In verse 47 Mary then says her “spirit rejoices in God” (“Theō”), saying it has been God that delivered her the “Lord,” who is “the Savior of me” [a capitalized “Sōtēri”].

In verse 48, she thanks God for having done the same for Elizabeth, singing, “he las looked upon the humiliation of the handmaiden of him,” where it was Elizabeth’s “humiliation” [“tapeinōsin”] to have been barren. Mary then spoke for herself, singing praise that her son to be born would not only save her, but “all generations.”

Verse 49 then sings that all who take on the name of Yahweh [Israel, or Jesus] in divine marriage will also be made “holy” [“hagion”]. Verse 50 sings of all the “generations” to come, with their attraction to Yahweh in marriage will be how much they “fear” not having that source of comfort within their souls.

In verse 51, Mary sings about one’s soul becoming the “arm” of God, as she and Elizabeth had become.

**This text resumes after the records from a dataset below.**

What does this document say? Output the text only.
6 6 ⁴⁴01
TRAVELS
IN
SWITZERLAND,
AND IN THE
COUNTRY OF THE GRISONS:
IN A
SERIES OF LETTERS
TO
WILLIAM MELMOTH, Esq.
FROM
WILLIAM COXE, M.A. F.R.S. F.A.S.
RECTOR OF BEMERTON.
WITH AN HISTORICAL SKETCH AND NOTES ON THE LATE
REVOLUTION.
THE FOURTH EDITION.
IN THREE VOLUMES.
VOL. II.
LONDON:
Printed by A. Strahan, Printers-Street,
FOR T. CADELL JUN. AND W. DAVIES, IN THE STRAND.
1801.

All “pride” had been sacrificed through marriage to Him, receiving His Spirit. The marriage of a soul to Spirit is why the soul is deemed as the “heart” [“kardias”]. That word in Greek also means “inner self, mind, character, and intention.”

Verse 52 sings that marriage to God is a demand of all souls, in order to be redeemed at death. Those who are “rulers” must lower their self-will to themselves becoming subjects of a much greater power – the King. Those who do humble themselves (as did David), letting Yahweh become the face they wear to the word (self-denial), they are raised spiritually. Mary “Having been raised” was just a humble teenager; but by submitting her soul to Yahweh, she then was the mother of Jesus.

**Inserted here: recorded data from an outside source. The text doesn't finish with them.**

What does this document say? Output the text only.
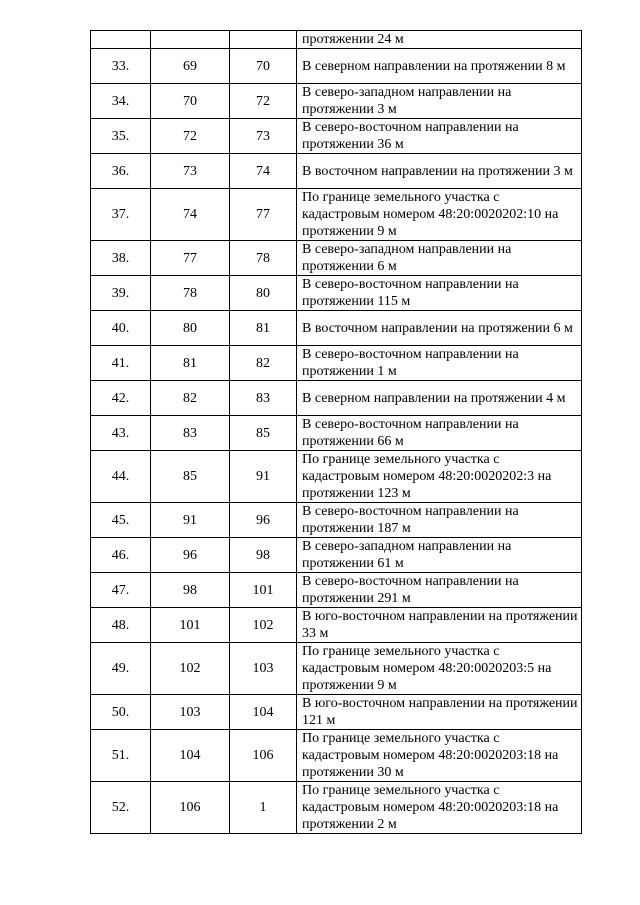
			протяжении 24 м
33.	69	70	В северном направлении на протяжении 8 м
34.	70	72	В северо-западном направлении на протяжении 3 м
35.	72	73	В северо-восточном направлении на протяжении 36 м
36.	73	74	В восточном направлении на протяжении 3 м
37.	74	77	По границе земельного участка с кадастровым номером 48:20:0020202:10 на протяжении 9 м
38.	77	78	В северо-западном направлении на протяжении 6 м
39.	78	80	В северо-восточном направлении на протяжении 115 м
40.	80	81	В восточном направлении на протяжении 6 м
41.	81	82	В северо-восточном направлении на протяжении 1 м
42.	82	83	В северном направлении на протяжении 4 м
43.	83	85	В северо-восточном направлении на протяжении 66 м
44.	85	91	По границе земельного участка с кадастровым номером 48:20:0020202:3 на протяжении 123 м
45.	91	96	В северо-восточном направлении на протяжении 187 м
46.	96	98	В северо-западном направлении на протяжении 61 м
47.	98	101	В северо-восточном направлении на протяжении 291 м
48.	101	102	В юго-восточном направлении на протяжении 33 м
49.	102	103	По границе земельного участка с кадастровым номером 48:20:0020203:5 на протяжении 9 м
50.	103	104	В юго-восточном направлении на протяжении 121 м
51.	104	106	По границе земельного участка с кадастровым номером 48:20:0020203:18 на протяжении 30 м
52.	106	1	По границе земельного участка с кадастровым номером 48:20:0020203:18 на протяжении 2 м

The benefits of service to Yahweh are then sung about in verses 53 and 54. When she sang of “being filled with good things,” there are no “things” involved, as the word “agathos” means “good nature, intrinsically good.” As such, the presence of Yahweh brings “goodness” to one’s being, as one’s soul seeks to please God. The “fear” is losing that presence; and, that motivates continued love and worship. Those to seek to surround themselves with thing – “the rich” – their souls are left “empty” and unfulfilled.

In verse 54 when Mary sang of “Israel,” this is the name one takes as a wife of Yahweh. The name means: “One Who Retains Yahweh as His elohim.” Those are the souls being “helped,” because they are submitted to union with Yahweh, as His “servants.” They serve Him, not self. This love and devotion leading to a divine marriage will then forgive a soul-body for past mistakes and sins. Yahweh will no longer “remember” those deeds past, and the soul-wives will no longer “remember” any desires for self-pleasures.

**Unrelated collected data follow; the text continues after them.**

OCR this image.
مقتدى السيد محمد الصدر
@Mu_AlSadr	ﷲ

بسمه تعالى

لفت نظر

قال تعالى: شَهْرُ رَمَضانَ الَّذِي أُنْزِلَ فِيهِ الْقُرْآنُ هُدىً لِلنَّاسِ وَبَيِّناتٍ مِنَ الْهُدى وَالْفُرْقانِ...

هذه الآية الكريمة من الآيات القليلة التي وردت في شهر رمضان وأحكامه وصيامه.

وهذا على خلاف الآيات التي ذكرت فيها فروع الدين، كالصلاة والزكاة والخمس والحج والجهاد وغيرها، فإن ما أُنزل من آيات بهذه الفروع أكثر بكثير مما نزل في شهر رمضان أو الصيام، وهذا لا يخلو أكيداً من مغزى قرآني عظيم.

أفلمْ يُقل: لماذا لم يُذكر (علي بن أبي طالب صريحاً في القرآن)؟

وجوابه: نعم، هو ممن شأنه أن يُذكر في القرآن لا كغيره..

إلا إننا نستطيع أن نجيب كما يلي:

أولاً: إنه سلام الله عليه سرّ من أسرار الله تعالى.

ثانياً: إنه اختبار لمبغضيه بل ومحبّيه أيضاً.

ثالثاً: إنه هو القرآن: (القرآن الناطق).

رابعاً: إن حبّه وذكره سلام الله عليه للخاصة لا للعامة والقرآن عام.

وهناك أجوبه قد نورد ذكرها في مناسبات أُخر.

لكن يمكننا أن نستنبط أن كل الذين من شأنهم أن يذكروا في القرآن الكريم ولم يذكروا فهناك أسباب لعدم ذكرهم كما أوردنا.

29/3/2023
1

Verse 55 then sings that this is nothing new, as Yahweh has married souls in the past, including the soul of Abraham and his “descendants” known in Holy Scripture. They are the models for those souls present; and, the souls present are the models to project forward into “all ages.”

After this song was completed, verse 56 says that Mary lived with Zechariah and Elizabeth for “about three months.” This timing would say Mary stayed to help Elizabeth deliver John. When six is added to three one gets nine, which is the term of a pregnancy. This means “about three months” would take the two women into the early days of the tenth month, with still a majority of days left in the sixth month. After Mary stayed to assist Elizabeth (she would have helped a midwife with experience), she returned to her home in Nazareth.

Clearly, as the Gospel reading to be read aloud on the fourth Sunday of Advent, with Christmas coming in a week or less, the call is to make hast to serve Yahweh as His wife, with His Son coming soon within one’s soul-flesh. The call is to sing praise to that presence. All it takes is self-sacrifice to be raised Spiritually.